The effect it had on her was one of the most dramatic I had ever seen. She instantly went out, as if someone had flipped a switch. She had been talking away one moment and then lay there unconscious the next. I saw no discomfort and I felt her body continue to release restrictions, so I sustained the hold for a few more minutes and then released it. The moment I did, her eyes snapped open. She immediately asked how long she had been out in a voice that expressed absolute terror. She had been entirely unprepared for what happened and had no desire to share her experience. When she left, I felt like I had done her a disservice. I never saw that woman again.

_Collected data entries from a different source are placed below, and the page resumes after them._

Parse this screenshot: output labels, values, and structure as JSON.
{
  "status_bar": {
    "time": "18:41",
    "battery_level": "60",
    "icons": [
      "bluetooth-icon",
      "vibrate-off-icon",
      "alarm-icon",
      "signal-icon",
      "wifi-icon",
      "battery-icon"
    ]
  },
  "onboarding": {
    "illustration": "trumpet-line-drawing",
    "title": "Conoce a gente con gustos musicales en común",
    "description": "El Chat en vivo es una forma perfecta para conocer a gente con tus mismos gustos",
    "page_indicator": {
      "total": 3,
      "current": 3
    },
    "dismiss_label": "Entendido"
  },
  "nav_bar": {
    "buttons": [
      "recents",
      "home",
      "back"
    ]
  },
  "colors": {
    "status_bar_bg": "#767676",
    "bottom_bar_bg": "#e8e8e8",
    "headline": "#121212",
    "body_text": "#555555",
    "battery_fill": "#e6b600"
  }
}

Fortunately, that was not the case with the first woman. This would indeed be a horrible story if I left things on such an uncertain note. As it so happened, a few months after the crying woman had left my office, I ran into her while having lunch. It turned out that she lives in my neighborhood and she walked into the eatery that I happened to be at. Once she saw me, she gave me an enthusiastic greeting and insisted on buying my lunch. I begged her to tell me what had happened when she left my office.
She told me that while she was on my table, her mind kept showing her fight after fight that she had been having with her significant other. As it turned out, they were in the process of breaking up and she hadn’t thought that it was connected in any way to her back pain. While on the table, she described an epiphany in which she realized that her pain was a manifestation of the intense anger she felt towards her boyfriend during their contentious split. It was a realization that created such a shift in her perspective that she felt unable to talk about it at the time, but she was able to integrate into her life over time. Not only did her pain go away completely, but she felt renewed enthusiasm for her work and was now in a new relationship that she felt was much more healthy.
Did this also happen with my other patient? Was her moment of terror merely a crisis of healing? I hope so with all my heart, but I realize that I may never know. These two examples are not the only ones that I have of somato-emotional release, but they are the most extreme, and the reason why do my best to treat the mind-body connection with the utmost respect. It still annoys me that craniosacral work is viewed as mystical, but given experiences like these, I understand how it inspires such feelings. I have put a great deal of time into trying to understand the physiologic mechanisms to logically account for what it is I am actually doing. I don’t feel as if I’ve gotten very far with that, but as long as I can help people out with my work, I will not begrudge the strangeness that goes along with it. Besides, sometimes I like telling people that I’m a wizard.